Michael Lewis is a masterful story teller who has done a phenomenal job of portraying the essence of Wall Street and trading in his books Liars Poker and The Big Short. The movie, The Big Short is as close to the reality of trading, right down to the dialogues and dress codes, and life on Wall Street as I have ever seen. Kudos to the film director Adam McKay.
While these bestsellers and blockbusters capture the essence of significant episodes and personalities of Wall Street in recent times, they did not look enough into the more “mundane” aspects of trading careers.
I was an interest rates derivatives trader on Wall Street for close to 30 years. And I have a few observations to make about life as a trader with the hope that this can help others learn from the experience and prevent them from making crucial career mistakes.
So, with the disclaimer that the following opinions are just my opinions based on my experience and observations, and not based on any scientific or statistical study, take them for what they’re worth…just one trader’s two cents. And the he or his in this narrative is also meant to be inclusive of she or her.
The first stage of a trader’s life probably begins as a junior trader assigned to a “trading desk” which is usually a group of traders and analyst. Armed with an MBA and quantitative skills the young entrant is keen to show off or put his skills to work. It doesn’t take long for the newbie to discover that there’s so, so much he doesn’t know. He’s overwhelmed by the frenetic pace of activity and buzz of the trading floor. He’s in awe of the people, minds and machines.
The newbie gets assigned to a more experienced trader and begins to learn the ropes. Starts to absorb information. And over time achieves proficiency in a certain trading instrument or market niche and learns risk management. At the same time he adopts a role model. Usually, an experienced and successful trader after whom the newbie wishes to model his own career.
A few years go by and the newbie is no longer a newbie. He’s gained experience, had success, gotten promotions and more responsibility. This is a phase of learning and growth and often on a sharp upward trajectory.
This is the stage of learning and a state of happiness.
As the trader becomes more seasoned and experienced he’s given a bigger book to manage. That is, more risk capital to play with and larger risk limits. He now engages in trading on a bigger scale. Successes bring gratification and larger bonus checks. Success breeds more success. Which in turn emboldens the trader to take on larger positions. Soon the trader gets to be known in the markets as the “whale”, “big swinging dick”, “whiz kid”, “rainmaker” and such. The trading floor, the bosses, the markets and sometimes even the media are in awe of this trader. It’s hard not to let all of this feed into the trader’s head. The ego swells up and the trader starts believing the hype that he is God’s gift to mankind and all of those awesome things. I’m invincible, he thinks. What can possibly go wrong?
This is a dangerous state of mind. Hubris has set in.
Inevitably, something does go wrong. A large trade goes sour and he loses a lot of money. Tries to recover those losses and instead loses more. Perhaps he doubles up and blows through his risk limits and piles on bigger losses. The hot hand has gone cold. Clarity of thought has been replaced by emotionally clouded thinking. He’s running angry and scared. Rarely, if ever, the right ingredients for success.
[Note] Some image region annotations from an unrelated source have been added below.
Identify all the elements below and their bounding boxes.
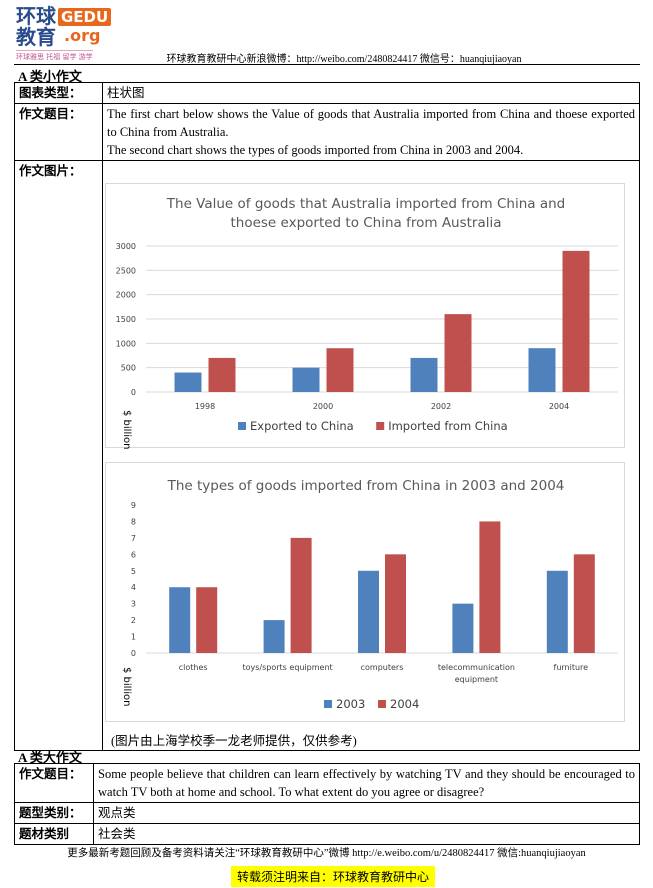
- label: 题型类别：: [14, 802, 94, 824]
- repost-notice: 转载须注明来自：环球教育教研中心: [231, 866, 436, 887]
- bar-2004: [196, 587, 218, 653]
- y-tick-label: 7: [131, 534, 136, 543]
- bar-2003: [358, 570, 379, 653]
- logo-text: 环球: [16, 4, 56, 28]
- legend-swatch: [238, 422, 246, 430]
- value: Some people believe that children can le…: [93, 763, 640, 803]
- bar-2003: [169, 587, 191, 653]
- legend-swatch: [376, 422, 385, 430]
- logo: 环球 教育 GEDU .org 环球雅思 托福 留学 游学: [16, 4, 112, 61]
- y-tick-label: 5: [131, 567, 136, 576]
- bar-exported-to-china: [174, 372, 202, 392]
- x-tick-label: 2004: [549, 402, 569, 411]
- divider: [14, 64, 640, 65]
- label: 作文题目：: [14, 103, 103, 161]
- bar-imported-from-china: [326, 348, 354, 392]
- y-tick-label: 1500: [116, 315, 136, 324]
- legend-swatch: [324, 700, 332, 708]
- chart-2: The types of goods imported from China i…: [105, 462, 625, 722]
- label: 题材类别: [14, 823, 94, 845]
- y-axis-label: $ billion: [121, 410, 132, 449]
- y-tick-label: 1000: [116, 339, 136, 348]
- bar-imported-from-china: [208, 357, 236, 392]
- bar-2003: [546, 570, 568, 653]
- bar-exported-to-china: [292, 367, 320, 392]
- header-text: 环球教育教研中心新浪微博：http://weibo.com/2480824417…: [166, 54, 522, 65]
- section-title: A 类大作文: [18, 750, 82, 765]
- x-tick-label: 2000: [313, 402, 333, 411]
- y-tick-label: 2000: [116, 291, 136, 300]
- chart-title: The types of goods imported from China i…: [167, 478, 565, 494]
- x-tick-label: telecommunication: [438, 663, 515, 672]
- logo-org: .org: [64, 26, 101, 45]
- y-tick-label: 9: [131, 501, 136, 510]
- legend-label: Imported from China: [388, 419, 507, 433]
- legend-swatch: [378, 700, 386, 708]
- y-tick-label: 0: [131, 649, 136, 658]
- legend-label: 2003: [336, 697, 365, 711]
- bar-imported-from-china: [444, 314, 472, 392]
- bar-2004: [290, 537, 312, 653]
- logo-gedu: GEDU: [58, 8, 112, 26]
- bar-imported-from-china: [562, 250, 590, 392]
- bar-exported-to-china: [528, 348, 556, 392]
- bar-2004: [479, 521, 501, 653]
- y-tick-label: 4: [131, 583, 136, 592]
- y-tick-label: 6: [131, 550, 136, 559]
- section-title: A 类小作文: [18, 69, 82, 84]
- label: 作文图片：: [14, 160, 103, 751]
- logo-text: 教育: [16, 25, 56, 49]
- value: 观点类: [93, 802, 640, 824]
- x-tick-label: computers: [361, 663, 404, 672]
- chart-1: The Value of goods that Australia import…: [105, 183, 625, 449]
- footer-text: 更多最新考题回顾及备考资料请关注“环球教育教研中心”微博 http://e.we…: [67, 848, 586, 859]
- y-tick-label: 2500: [116, 266, 136, 275]
- y-tick-label: 3: [131, 600, 136, 609]
- bar-2004: [573, 554, 595, 653]
- x-tick-label: toys/sports equipment: [242, 663, 332, 672]
- task-line: The second chart shows the types of good…: [107, 143, 524, 157]
- bar-2003: [263, 620, 285, 653]
- legend-label: Exported to China: [250, 419, 354, 433]
- large-task-table: 作文题目： Some people believe that children c…: [14, 763, 640, 845]
- x-tick-label: equipment: [455, 675, 498, 684]
- y-axis-label: $ billion: [121, 667, 132, 706]
- y-tick-label: 500: [121, 364, 136, 373]
- y-tick-label: 1: [131, 633, 136, 642]
- logo-tagline: 环球雅思 托福 留学 游学: [16, 50, 93, 62]
- y-tick-label: 2: [131, 616, 136, 625]
- value: 社会类: [93, 823, 640, 845]
- value: 柱状图: [102, 82, 640, 104]
- bar-2003: [452, 603, 474, 653]
- x-tick-label: 1998: [195, 402, 215, 411]
- image-caption: (图片由上海学校季一龙老师提供，仅供参考): [111, 734, 357, 748]
- bar-exported-to-china: [410, 357, 438, 392]
- legend-label: 2004: [390, 697, 419, 711]
- x-tick-label: furniture: [554, 663, 589, 672]
- chart-title: The Value of goods that Australia import…: [166, 196, 565, 212]
- label: 图表类型：: [14, 82, 103, 104]
- y-tick-label: 8: [131, 517, 136, 526]
- bar-2004: [385, 554, 406, 653]
- x-tick-label: clothes: [179, 663, 208, 672]
- x-tick-label: 2002: [431, 402, 451, 411]
- y-tick-label: 0: [131, 388, 136, 397]
- task-line: The first chart below shows the Value of…: [107, 107, 635, 139]
- y-tick-label: 3000: [116, 242, 136, 251]
- chart-title: thoese exported to China from Australia: [230, 215, 501, 231]
- label: 作文题目：: [14, 763, 94, 803]
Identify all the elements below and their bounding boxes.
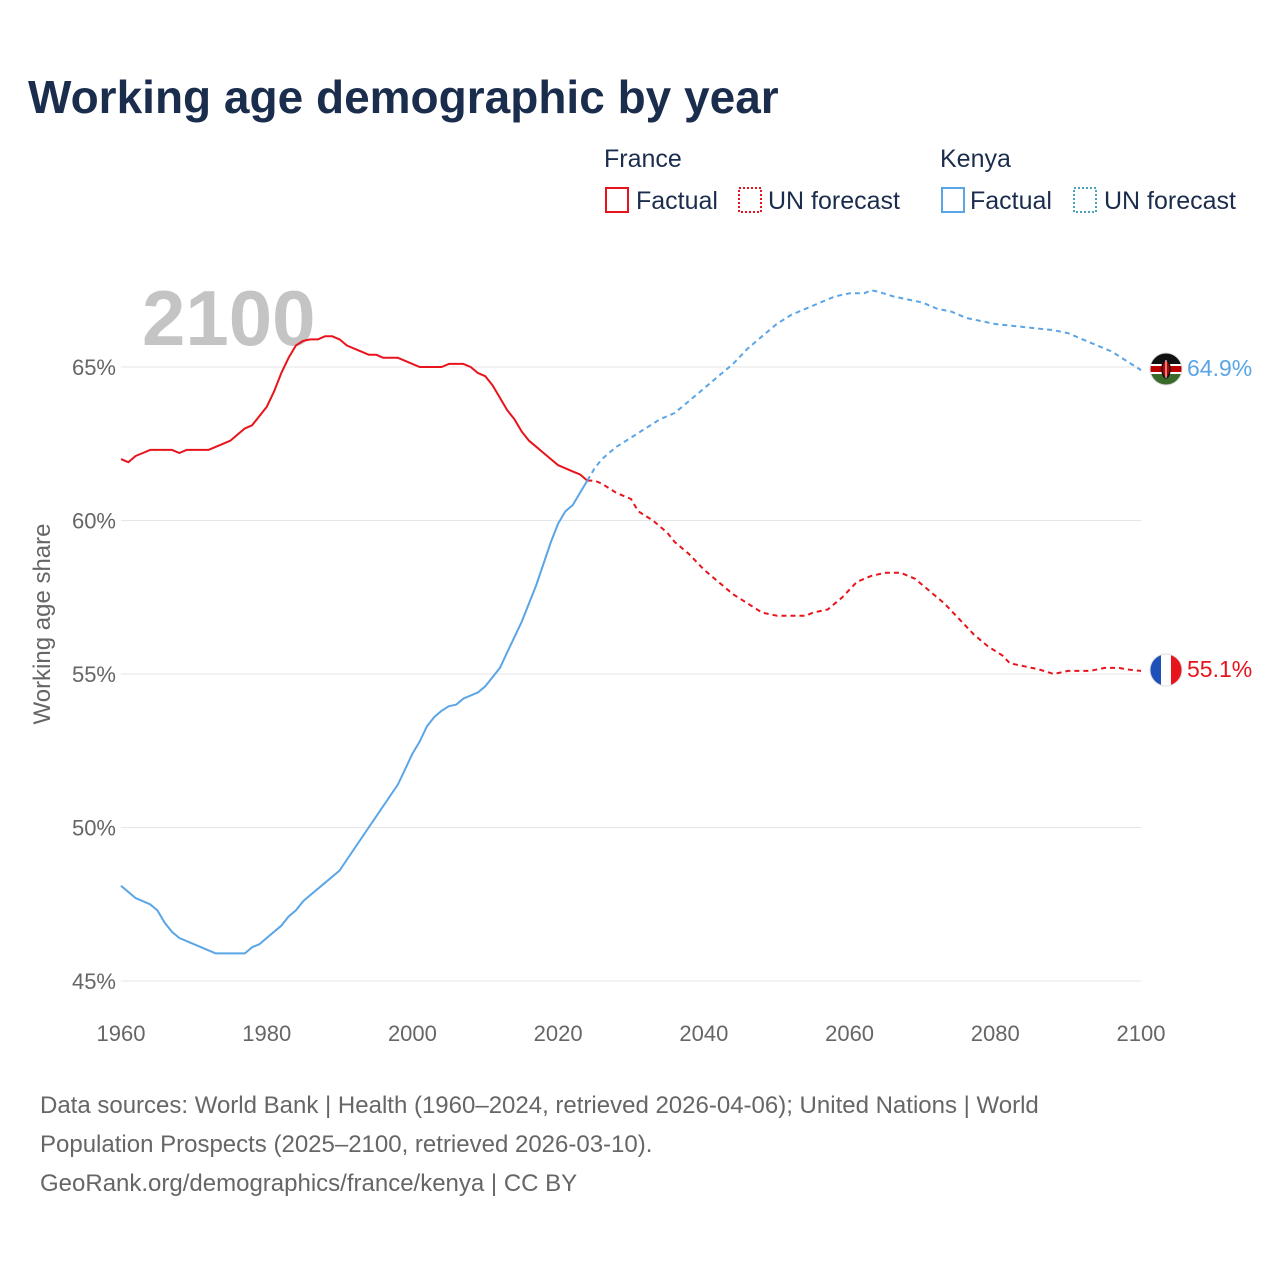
x-tick-label: 1980 xyxy=(242,1021,291,1046)
y-tick-label: 50% xyxy=(72,816,116,841)
x-tick-label: 1960 xyxy=(97,1021,146,1046)
source-line-2: Population Prospects (2025–2100, retriev… xyxy=(40,1131,652,1158)
x-tick-label: 2060 xyxy=(825,1021,874,1046)
legend-group-kenya: Kenya Factual UN forecast xyxy=(940,145,1236,215)
y-tick-label: 65% xyxy=(72,355,116,380)
year-watermark: 2100 xyxy=(142,274,316,362)
y-axis-label: Working age share xyxy=(29,524,56,725)
x-tick-label: 2000 xyxy=(388,1021,437,1046)
source-line-3: GeoRank.org/demographics/france/kenya | … xyxy=(40,1170,577,1197)
kenya-flag-icon xyxy=(1149,352,1183,386)
legend-group-france: France Factual UN forecast xyxy=(604,145,900,215)
legend-swatch-france-forecast xyxy=(738,187,762,213)
y-tick-label: 60% xyxy=(72,509,116,534)
kenya-forecast-line xyxy=(586,289,1142,482)
france-forecast-line xyxy=(587,479,1142,675)
legend-swatch-kenya-factual xyxy=(941,187,965,213)
x-tick-label: 2080 xyxy=(971,1021,1020,1046)
x-axis-ticks: 1960 1980 2000 2020 2040 2060 2080 2100 xyxy=(97,1021,1166,1046)
grid-lines xyxy=(121,366,1141,982)
legend-label-france-factual: Factual xyxy=(636,187,718,215)
source-line-1: Data sources: World Bank | Health (1960–… xyxy=(40,1092,1039,1119)
kenya-factual-line xyxy=(120,480,589,955)
x-tick-label: 2100 xyxy=(1117,1021,1166,1046)
source-notes: Data sources: World Bank | Health (1960–… xyxy=(40,1092,1039,1197)
y-tick-label: 55% xyxy=(72,662,116,687)
legend-country-france: France xyxy=(604,145,682,173)
legend: France Factual UN forecast Kenya Factual… xyxy=(604,145,1236,215)
france-end-label: 55.1% xyxy=(1187,656,1252,682)
x-tick-label: 2020 xyxy=(534,1021,583,1046)
legend-swatch-kenya-forecast xyxy=(1073,187,1097,213)
y-tick-label: 45% xyxy=(72,969,116,994)
legend-label-kenya-forecast: UN forecast xyxy=(1104,187,1236,215)
x-tick-label: 2040 xyxy=(679,1021,728,1046)
france-factual-line xyxy=(120,335,588,482)
legend-label-kenya-factual: Factual xyxy=(970,187,1052,215)
kenya-end-label: 64.9% xyxy=(1187,355,1252,381)
legend-label-france-forecast: UN forecast xyxy=(768,187,900,215)
legend-swatch-france-factual xyxy=(605,187,629,213)
legend-country-kenya: Kenya xyxy=(940,145,1011,173)
series-lines xyxy=(120,289,1142,955)
y-axis-ticks: 45% 50% 55% 60% 65% xyxy=(72,355,116,994)
chart-title: Working age demographic by year xyxy=(28,71,779,123)
france-flag-icon xyxy=(1149,653,1183,687)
The “big swinging dick” gets his risk limits downsized and is put on a “watch”. Worse, he may get fired from his job. The ego gets crushed. Anger and depression set in. What’s to be done?
The trader needs to rebuild his confidence and get back in the seat.
This is the stage where the trader has to rebuild himself if he’s going to continue in the game. It’s a humbling time of serious introspection. Of honestly and truthfully understanding what caused his successes and the downfall. Was the ascension all due to the trader’s skills or were the earlier successes largely supported by other, extraneous factors? What factors and decisions caused the downfall? How and what would he want to do differently? And most importantly, what learning has he gained to help him move forward?
This stage of self-reflection is necessary to learn and grow but, unfortunately, most often it comes with hindsight.
The key takeaways from this narrative, which may also apply to other career tracks, is to be consciously aware of when and if hubris begins to set in. That is a dangerous state that can derail great careers.
Keep that ego in check. Stay humble. Reflect often on how much of our successes are related purely to our skills and abilities and how much are attributable to extraneous factors.
Moral of the story: having foresight to prevent a downfall is better than fixing a career with hindsight.